05 April 2013 16:01 [Source: ICIS news]
By Nigel Davis
LONDON (ICIS)--An expected surge in ethane availability in the US Gulf has prompted serious interest in potential exports to Asia and Europe.
Exports wouldn’t be made easily, or cheaply, but would fill a demand gap for ethane in the US between 2014 at least until a string of new cracking capacity comes on-stream.
Natural gas liquids (NGLs) are supply, not demand driven and shale gas drillers and gas processors in the mid-stream are expected to have fresh ethane supply readily available.
Yet, while ethane is not necessarily a headache for the supply industry, it holds little value in the NGLs mix and has only one major end-use – petrochemicals.
Ethane’s value in the NGLs stream and to the gas driller and processor currently is even smaller than it was in 2011 and is only tracking its energy value, as the chart shows.
US cracker operators have been making the most of the increased supply of NGLs as the shale gas revolution in North America transforms the hydrocarbons environment.
Supply of the primary ethylene feedstock, ethane, has increased markedly and, given its relationship to natural gas and the other NGLs, its cost has come down.
US ethane cracking margins have increased and there are clear expectations that the shale gas advantage will be passed down the ethylene value chain.
But, hardly surprisingly, petrochemical producers outside North America, particularly those in the costly (liquids) feedstock regions would like a piece of the action.
Inward investment to the US is one thing but petrochemicals major INEOS created a flurry of interest late last year when it revealed plans to export ethane from Marcus Hook in Pennsylvania to feed predominantly its gas cracker in Norway and potentially a plant in Scotland, UK.
At the time, the INEOS project was seen largely as a stand-alone investment. Ethane can be shipped, but not easily. Exporting and receiving terminals need to be in place, or constructed. And cracking furnaces have to be able to accept the feedstock.
But, not surprisingly, there are ways around these obstacles and the economics of ethane transport from a cost advantaged source such as the US may just work.
INEOS has struck long-term deals for ethane supply to, and lifting from, Marcus Hook. It has a 15-year shipping agreement with Evergas which will build and operate new customised vessels to move the ethane to a newly constructed tank in Rafnes.
Currently in the US there are 700 gas processing plants capable of producing 1.1bn bbl/day of ethane, Peter Fasullo, principal with advisory and energy investment firm En*vantage said at the 2013 American Fuel and Petrochemical Manufacturers, (AFPM) International Petrochemical Conference (IPC). That is a 56% increase on availability in 2006.
The US shale gas and oil potential is significant with new fields likely to be exploited over the next few years and transport infrastructure put in place. The new shale plays are “transforming the NGLs value chain”, Fasullo said, and are on the way to creating a hydrocarbon rich environment.

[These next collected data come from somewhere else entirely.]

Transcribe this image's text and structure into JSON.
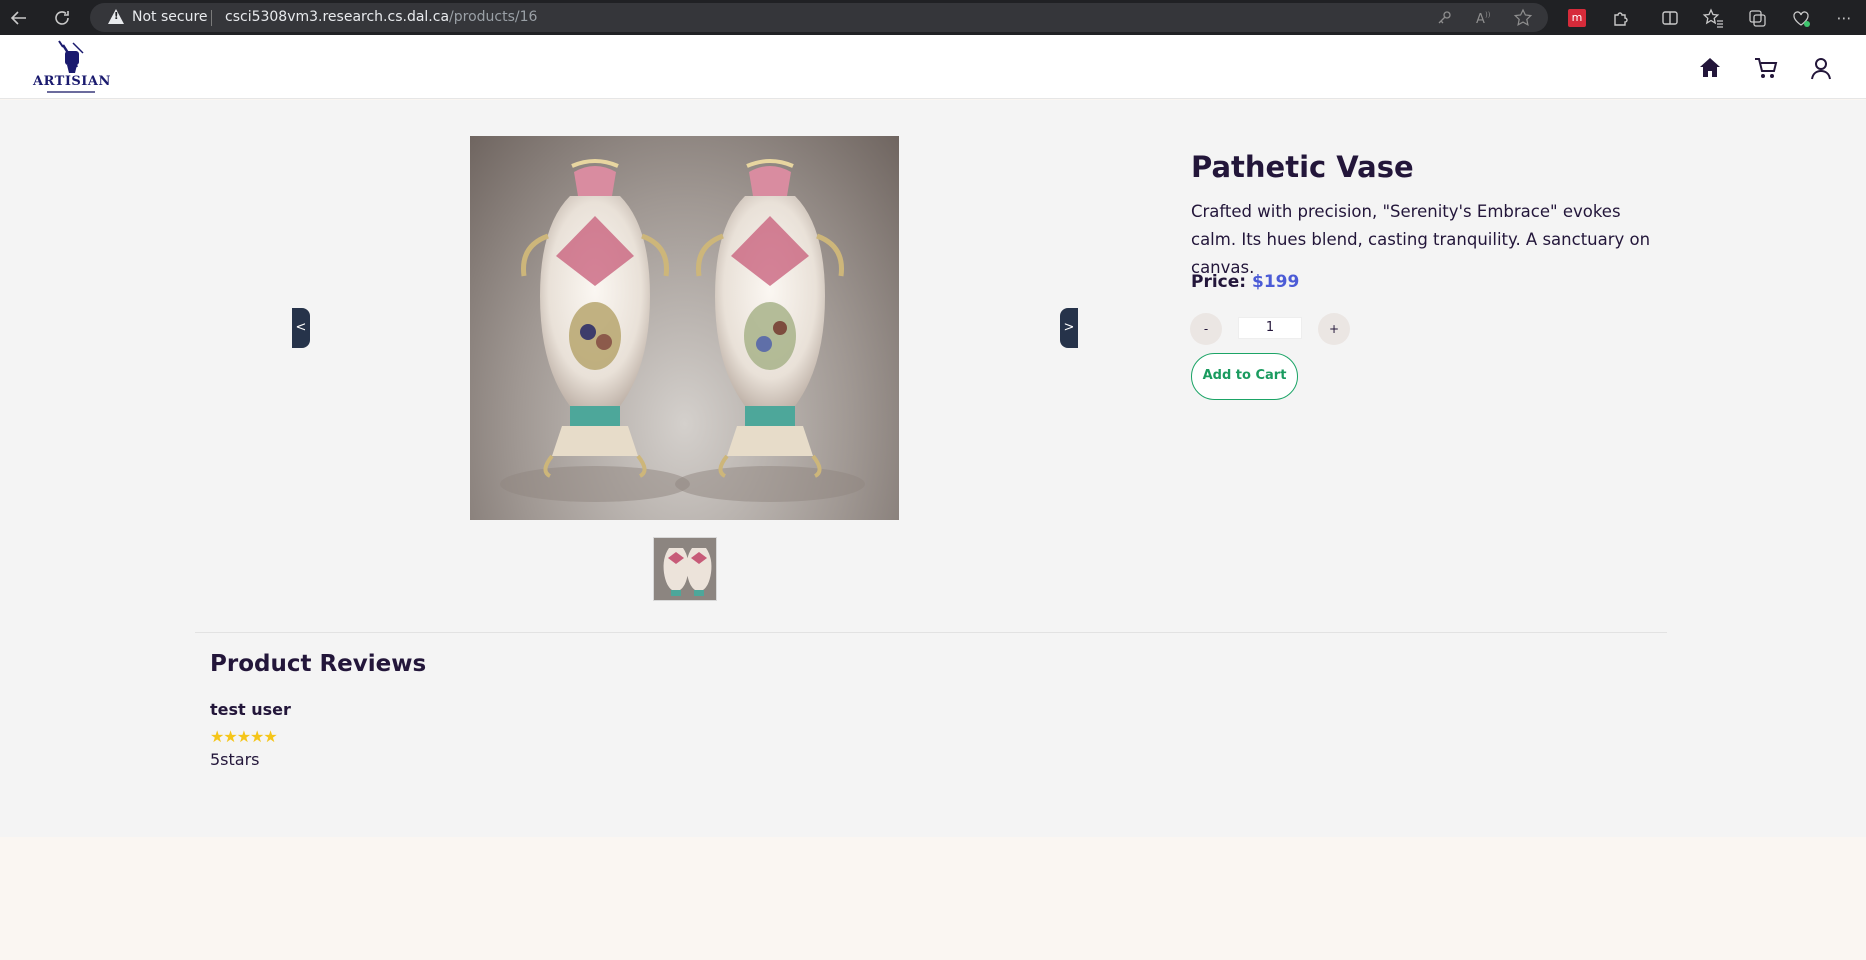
{
  "browser": {
    "security_label": "Not secure",
    "url_host": "csci5308vm3.research.cs.dal.ca",
    "url_path": "/products/16",
    "icons": [
      "back-icon",
      "refresh-icon",
      "key-icon",
      "read-aloud-icon",
      "favorite-star-icon",
      "extension-red-icon",
      "puzzle-icon",
      "split-screen-icon",
      "favorites-icon",
      "collections-icon",
      "health-icon",
      "more-icon"
    ]
  },
  "header": {
    "logo_text": "ARTISIAN",
    "icons": [
      "home-icon",
      "cart-icon",
      "user-icon"
    ]
  },
  "product": {
    "title": "Pathetic Vase",
    "description": "Crafted with precision, \"Serenity's Embrace\" evokes calm. Its hues blend, casting tranquility. A sanctuary on canvas.",
    "price_label": "Price:",
    "price_value": "$199",
    "quantity": "1",
    "decrement_label": "-",
    "increment_label": "+",
    "add_to_cart_label": "Add to Cart",
    "prev_label": "<",
    "next_label": ">"
  },
  "reviews": {
    "title": "Product Reviews",
    "items": [
      {
        "user": "test user",
        "stars": "★★★★★",
        "rating": 5,
        "text": "5stars"
      }
    ]
  },
  "colors": {
    "accent_text": "#23163a",
    "price": "#4b5bd6",
    "cart_button": "#1ba466",
    "carousel_arrow": "#26334a",
    "star": "#f5c518"
  }
}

The road to that new environment could be bumpy, though, especially as far as ethane supply is concerned. With only one outlet and many suppliers the supplier has to have options. Ethane represents 45% of the US NGL barrel, Fasullo pointed out, but extraction from gas processing is largely discretionary.
En*vantage estimates that US ethane extraction capacity will rise to 1.7m bbl/day by 2020 in a relatively conservative scenario. The high supply case is for extraction rising to 2.0m bbl/day in the same time frame.
A great deal of supply will be made available to cracker operators in the US Gulf, the major location in the US for the production of petrochemicals, but there is only so much that can be consumed in the area before the first of five or more world-scale crackers come on-stream sometime after 2016.
Currently, 1.1m bbl/day of ethane are being consumed in US crackers with En*Vantage expecting cracker demand to rise to 1.9m bbl/day by 2018.
Within a year or two it is possible that an ethane export terminal could be built on the US Gulf Coast to export ethane to Europe or to Asia via an expanded Panama Canal, said Fasullo.
Ethane exports of 130m-150m bbl/day of ethane from the US to Canada and Europe under current agreements – INEOS and supply to Nova Chemicals – are included in the calculations.
Given current ethane supply and demand scenarios, there was clear interest in US ethane exports among European and other players at the IPC.
Yet there is also a widespread understanding that the developing energy value chain in North America, including the potential for exporting some liquefied natural gas (LNG) away from US shores, will play the key role in determining ethane and NGLs supply and demand and ethane costs.
The upstream, midstream and downstream in the NGLs business are very reliant on one another and as far as ethane is concerned reliant on the petrochemical player.
Fasullo is not alone in his belief that ethane exports could become a prominent demand feature for the US.